Today's cocktail hails from Shannon, Ireland – Irish Coffee.
What is it?
A balanced blend of caffeine and alcohol, Irish coffee warms you up from the inside out. No wonder it’s popular in both rainy Ireland and foggy San Francisco.
Origins
It was a stormy night in winter ’43: a Canada-bound seaplane departing from Foynes port in south-west Ireland was forced to turn back due to foul weather. Chef Joe Sheridan greeted the chilled passengers with coffee laced with Irish whiskey, and a tradition was born. And in 1952, travel writer Stanton Delaplane was wowed by the drink at Shannon airport and took the secret home to America with him.
You’ll need
2fl oz (60ml) double cream
3½fl oz (100ml) strong hot coffee
2 tsp brown sugar
1½fl oz (40ml) Irish whiskey
fresh nutmeg (optional)
Method
Step 1: Pour some hot water into the glass, just to warm it.
Step 2: With a whisk, gently beat the cream until just thick but not fluffy – it should still slide off a spoon.

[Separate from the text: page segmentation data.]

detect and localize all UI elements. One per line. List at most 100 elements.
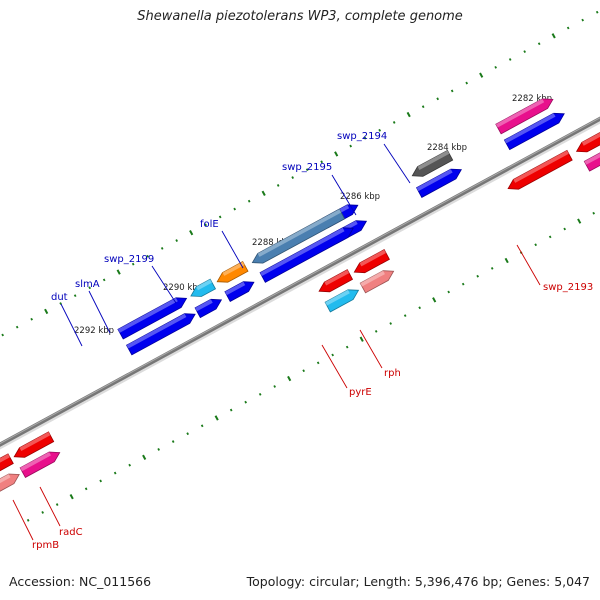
tick-mark [102,278,106,282]
kbp-label: 2288 kbp [252,238,292,248]
gene-box-blue-long-body [117,297,188,340]
gene-box-blue-2194-body [503,112,565,151]
tick-mark [392,121,396,124]
gene-box-blue-2195-highlight [416,169,453,192]
gene-label-pyre: pyrE [349,387,372,398]
tick-mark [523,50,527,53]
tick-mark [69,494,74,500]
tick-mark [233,207,236,211]
gene-box-steel [251,208,346,264]
leader-line-radc [39,486,61,527]
leader-line-rph [359,329,383,369]
tick-mark [1,333,4,337]
tick-mark [116,269,121,275]
tick-mark [291,176,294,179]
gene-box-red-right [575,132,600,153]
genome-backbone [0,116,600,447]
gene-box-lightpink-rpmb-highlight [0,474,11,484]
tick-mark [406,111,411,118]
tick-mark [247,199,251,203]
gene-box-cyan-upper-highlight [196,279,212,291]
gene-box-red-radc-highlight [19,431,51,451]
gene-box-orange-highlight [222,261,245,276]
tick-mark [200,424,204,428]
tick-mark [244,400,247,404]
gene-box-pink-highlight [495,98,545,128]
tick-mark [403,314,407,318]
gene-label-rpmb: rpmB [32,540,59,551]
gene-box-cyan-upper [190,278,217,297]
tick-mark [418,306,422,310]
leader-line-dut [60,303,83,347]
tick-mark [189,229,194,236]
tick-mark [214,415,219,421]
gene-box-blue-slma-highlight [224,281,246,296]
tick-mark [302,369,305,373]
leader-line-slma [88,290,111,334]
gene-box-blue-2194-highlight [504,113,556,144]
tick-mark [345,345,349,349]
gene-box-blue-dut [194,298,223,319]
tick-mark [316,361,320,365]
gene-box-blue-2199-highlight [260,227,345,276]
tick-mark [476,274,480,278]
gene-box-gray-highlight [417,150,450,170]
tick-mark [128,463,131,467]
gene-box-blue-slma [224,281,255,302]
gene-box-blue-2199 [259,227,354,283]
tick-mark [349,144,352,148]
gene-box-pink-right-highlight [584,152,600,165]
tick-mark [44,308,49,315]
gene-box-lightpink-rph-highlight [360,270,385,287]
tick-mark [15,325,19,329]
tick-mark [218,215,222,219]
gene-box-blue-long-2-body [125,313,196,356]
gene-box-lightpink-rph [359,270,395,294]
tick-mark [334,151,339,157]
gene-box-steel-highlight [257,209,342,257]
tick-mark [229,408,233,412]
gene-label-rph: rph [384,368,401,379]
tick-mark [461,282,465,286]
tick-mark [157,448,160,451]
gene-box-red-pyre [318,269,354,293]
tick-mark [88,286,91,290]
tick-mark [508,58,512,61]
leader-line-pyre [321,344,348,389]
tick-mark [595,10,599,14]
tick-mark [563,227,567,231]
tick-mark [534,243,538,247]
tick-mark [186,432,189,436]
tick-mark [146,254,149,258]
tick-mark [142,454,147,460]
gene-box-pink-radc-highlight [20,452,51,472]
gene-label-swp-2194: swp_2194 [337,131,387,142]
kbp-label: 2290 kbp [163,283,203,293]
tick-mark [99,479,102,483]
tick-mark [374,329,378,333]
gene-box-pink [495,98,554,135]
gene-box-red-rpmb [0,453,14,472]
tick-mark [359,336,364,342]
gene-box-blue-long-2 [125,313,196,356]
tick-mark [305,168,309,172]
gene-label-radc: radC [59,527,83,538]
tick-mark [389,322,393,325]
gene-box-lightpink-rph-body [359,270,395,294]
gene-box-blue-2195 [415,168,462,198]
tick-mark [363,136,367,140]
gene-box-lightpink-rpmb [0,473,20,492]
gene-box-cyan-pyre-highlight [325,289,350,306]
gene-box-blue-2199-body [259,227,354,283]
gene-box-blue-long-2-highlight [126,313,187,349]
gene-box-red-rph [353,249,390,274]
tick-mark [592,211,596,215]
gene-box-cyan-pyre [324,289,360,313]
tick-mark [261,190,266,196]
tick-mark [432,297,437,303]
tick-mark [421,105,425,109]
gene-box-pink-radc [19,451,61,478]
gene-box-pink-right [583,152,600,172]
accession-text: Accession: NC_011566 [9,574,152,589]
map-title: Shewanella piezotolerans WP3, complete g… [137,9,463,24]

Step 3: In a separate glass, combine the coffee, sugar and whiskey and stir until the sugar is dissolved.
Step 4: Empty the hot water from the glass, then add the coffee mixture. Gently spoon the cream over the coffee, in a thick layer that fills the glass to the rim. (Some people prefer to ‘float’ the cream by pouring it gently over the back of a spoon).
Step 5: Grate nutmeg over the top, if desired.
Tasting notes
The first sip of a perfectly crafted Irish coffee is a marvel of sensations: first cold, thick cream and perhaps the scent of nutmeg, then hot, sweet coffee, and finally the gentle warmth of Irish whiskey. It tastes best in a wood-paneled pub or otherwise cozy bar, ideally, with a view of the nasty weather you’re avoiding outside. Irish coffee is a sort of magic trick in a glass, as the sugar in the coffee enables it to support the cream. Avoid serving it in a straight-sided mug, as the cream will dissolve too quickly.